Cell Therapies

No matter what your problem is, someone trying to sell you cell therapy will claim to be able to treat it. Want your arthritis, heart disease, menstrual cramps, infertility, cancer, herpes, lung disease, epilepsy, Down's syndrome, Parkinson's disease, or hot flashes to go away? Want sexual prowess, youthful skin, a stronger heart, or even immortality? Nothing is too much to ask.

Whether you'll get it or not is highly doubtful. What isn't doubtful is that the treatment will cost you a bundle. If you live in the United States, include travel costs in your calculations, too. Cell therapy is unapproved in the United States, though it's popular in Europe and many other countries. Ever since it was first developed in Switzerland in 1931, it has attracted throngs of the world's rich and famous, many of whom assumed that they could buy themselves eternal youth and beauty.

Conventional doctors transfer cells from healthy to sick people all the time. Think of blood transfusions, for example, or bone marrow transplants. More recently, there have been some intriguing attempts to treat diseases such as diabetes, Alzheimer's disease, and Parkinson's disease with transplanted cells from human fetuses.

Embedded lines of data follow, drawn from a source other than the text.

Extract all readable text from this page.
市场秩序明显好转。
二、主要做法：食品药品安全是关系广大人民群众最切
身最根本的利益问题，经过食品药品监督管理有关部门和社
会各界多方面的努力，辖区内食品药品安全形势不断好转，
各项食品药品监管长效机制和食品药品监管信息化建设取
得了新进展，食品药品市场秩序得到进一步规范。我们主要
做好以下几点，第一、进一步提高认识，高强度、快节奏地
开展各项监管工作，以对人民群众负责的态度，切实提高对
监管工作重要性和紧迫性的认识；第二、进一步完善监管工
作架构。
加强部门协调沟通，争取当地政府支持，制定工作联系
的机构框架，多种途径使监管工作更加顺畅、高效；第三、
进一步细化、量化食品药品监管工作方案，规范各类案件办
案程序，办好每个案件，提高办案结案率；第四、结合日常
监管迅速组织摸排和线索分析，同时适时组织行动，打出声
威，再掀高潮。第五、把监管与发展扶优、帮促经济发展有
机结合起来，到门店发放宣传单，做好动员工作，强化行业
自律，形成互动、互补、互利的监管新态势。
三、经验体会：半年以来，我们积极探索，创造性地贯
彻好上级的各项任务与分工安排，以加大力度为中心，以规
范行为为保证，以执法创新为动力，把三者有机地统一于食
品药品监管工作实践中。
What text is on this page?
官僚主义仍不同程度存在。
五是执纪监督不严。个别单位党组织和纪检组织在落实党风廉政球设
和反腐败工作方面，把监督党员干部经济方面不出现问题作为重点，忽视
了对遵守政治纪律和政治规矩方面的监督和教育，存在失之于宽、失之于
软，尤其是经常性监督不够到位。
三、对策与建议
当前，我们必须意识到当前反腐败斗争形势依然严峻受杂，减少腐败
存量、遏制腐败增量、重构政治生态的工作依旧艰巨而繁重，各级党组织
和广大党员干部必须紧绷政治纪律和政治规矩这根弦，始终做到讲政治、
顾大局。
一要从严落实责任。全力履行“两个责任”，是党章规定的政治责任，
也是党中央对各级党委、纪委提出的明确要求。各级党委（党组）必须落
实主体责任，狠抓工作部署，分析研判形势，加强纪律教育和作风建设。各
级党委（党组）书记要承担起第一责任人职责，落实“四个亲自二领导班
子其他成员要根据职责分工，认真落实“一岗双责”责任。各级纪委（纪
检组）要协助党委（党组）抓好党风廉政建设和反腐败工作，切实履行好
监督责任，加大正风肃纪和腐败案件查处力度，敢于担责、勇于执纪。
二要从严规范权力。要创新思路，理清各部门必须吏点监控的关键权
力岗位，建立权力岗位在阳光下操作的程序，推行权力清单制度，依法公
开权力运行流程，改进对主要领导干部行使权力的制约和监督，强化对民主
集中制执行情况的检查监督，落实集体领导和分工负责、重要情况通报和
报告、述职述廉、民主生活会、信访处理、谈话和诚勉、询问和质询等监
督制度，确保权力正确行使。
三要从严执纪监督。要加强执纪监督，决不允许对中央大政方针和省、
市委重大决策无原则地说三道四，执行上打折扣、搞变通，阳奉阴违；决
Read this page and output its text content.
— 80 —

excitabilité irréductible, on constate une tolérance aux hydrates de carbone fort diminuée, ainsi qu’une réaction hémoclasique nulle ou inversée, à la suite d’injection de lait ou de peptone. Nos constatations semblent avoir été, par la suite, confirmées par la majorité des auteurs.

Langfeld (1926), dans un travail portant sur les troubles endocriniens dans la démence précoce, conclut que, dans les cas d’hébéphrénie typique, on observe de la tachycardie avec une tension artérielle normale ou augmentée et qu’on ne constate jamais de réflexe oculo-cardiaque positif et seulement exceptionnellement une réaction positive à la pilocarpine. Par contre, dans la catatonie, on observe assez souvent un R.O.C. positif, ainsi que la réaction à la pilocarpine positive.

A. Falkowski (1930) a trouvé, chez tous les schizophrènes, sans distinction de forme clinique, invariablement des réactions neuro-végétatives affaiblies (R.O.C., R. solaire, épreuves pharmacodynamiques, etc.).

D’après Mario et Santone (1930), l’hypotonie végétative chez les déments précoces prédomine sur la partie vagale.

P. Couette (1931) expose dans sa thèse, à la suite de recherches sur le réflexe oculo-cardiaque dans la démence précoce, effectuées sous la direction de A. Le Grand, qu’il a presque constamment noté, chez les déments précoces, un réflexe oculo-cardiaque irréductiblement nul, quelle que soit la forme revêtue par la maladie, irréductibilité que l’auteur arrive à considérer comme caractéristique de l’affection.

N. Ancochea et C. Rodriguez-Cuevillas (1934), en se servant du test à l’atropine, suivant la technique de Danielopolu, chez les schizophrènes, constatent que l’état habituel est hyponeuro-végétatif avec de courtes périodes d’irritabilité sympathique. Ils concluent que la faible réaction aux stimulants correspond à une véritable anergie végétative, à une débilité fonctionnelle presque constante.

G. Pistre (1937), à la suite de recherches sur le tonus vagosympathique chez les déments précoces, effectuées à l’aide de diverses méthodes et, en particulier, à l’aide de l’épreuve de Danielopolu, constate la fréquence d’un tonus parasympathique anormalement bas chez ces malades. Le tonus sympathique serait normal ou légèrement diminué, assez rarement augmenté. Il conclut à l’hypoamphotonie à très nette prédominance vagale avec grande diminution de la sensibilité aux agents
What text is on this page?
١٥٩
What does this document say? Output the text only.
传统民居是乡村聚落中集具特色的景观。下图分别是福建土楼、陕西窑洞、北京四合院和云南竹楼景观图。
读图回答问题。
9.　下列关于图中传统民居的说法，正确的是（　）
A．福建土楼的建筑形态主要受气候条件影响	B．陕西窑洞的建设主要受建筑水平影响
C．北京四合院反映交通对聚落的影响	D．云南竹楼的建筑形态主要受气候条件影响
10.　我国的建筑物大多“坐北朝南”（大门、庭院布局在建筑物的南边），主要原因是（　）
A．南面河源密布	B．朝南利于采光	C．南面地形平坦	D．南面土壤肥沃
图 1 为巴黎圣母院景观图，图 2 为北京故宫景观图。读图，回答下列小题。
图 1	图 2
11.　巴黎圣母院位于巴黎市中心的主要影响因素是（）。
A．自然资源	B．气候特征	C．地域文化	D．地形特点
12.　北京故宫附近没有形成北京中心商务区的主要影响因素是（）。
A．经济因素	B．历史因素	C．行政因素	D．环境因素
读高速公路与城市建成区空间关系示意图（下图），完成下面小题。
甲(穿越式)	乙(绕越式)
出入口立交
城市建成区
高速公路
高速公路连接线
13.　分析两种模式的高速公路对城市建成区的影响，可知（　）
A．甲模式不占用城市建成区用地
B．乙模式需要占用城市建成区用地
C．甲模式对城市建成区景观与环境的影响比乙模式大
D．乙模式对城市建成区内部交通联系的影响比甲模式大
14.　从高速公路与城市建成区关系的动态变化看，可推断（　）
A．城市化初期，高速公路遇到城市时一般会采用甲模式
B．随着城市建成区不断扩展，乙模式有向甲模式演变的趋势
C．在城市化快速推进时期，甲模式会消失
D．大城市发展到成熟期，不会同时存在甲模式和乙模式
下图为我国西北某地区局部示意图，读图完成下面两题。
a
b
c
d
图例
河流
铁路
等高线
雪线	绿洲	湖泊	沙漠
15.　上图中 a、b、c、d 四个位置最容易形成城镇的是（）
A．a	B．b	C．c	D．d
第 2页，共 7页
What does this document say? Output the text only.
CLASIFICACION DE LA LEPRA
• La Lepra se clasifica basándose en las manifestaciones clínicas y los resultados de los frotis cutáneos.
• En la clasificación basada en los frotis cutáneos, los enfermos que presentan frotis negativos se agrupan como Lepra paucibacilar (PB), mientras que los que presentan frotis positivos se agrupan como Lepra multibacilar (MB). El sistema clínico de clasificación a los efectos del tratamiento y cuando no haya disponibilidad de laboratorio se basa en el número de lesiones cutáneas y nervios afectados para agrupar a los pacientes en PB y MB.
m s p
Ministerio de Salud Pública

In the alternative form of cell therapy, however, the transferred cells (which are usually injected into the patient) come from an animal, usually glands from sheep or pigs. Ideally, these cells are freeze-dried, sterilized, and finely filtered to prevent rejection (and, yes, the freeze-drying idea came right out of the coffee business!). Cells from the animal's liver are said to go right to the liver of a person with hepatitis, cells from the pig's gonads go right to the man's testicles to cure impotence, and so on. Meanwhile, these cells are supposedly bolstering the entire immune system. That's why some alternative practitioners use it as a "helper therapy" alongside other treatments and why others think that it may be useful in treating AIDS.

The trouble is, there's just no convincing evidence that any of this stuff works. Anecdotes and testimonials abound, some of them even from prominent scientists. But until someone does some hard-core studies, we advise you to avoid cell therapy altogether.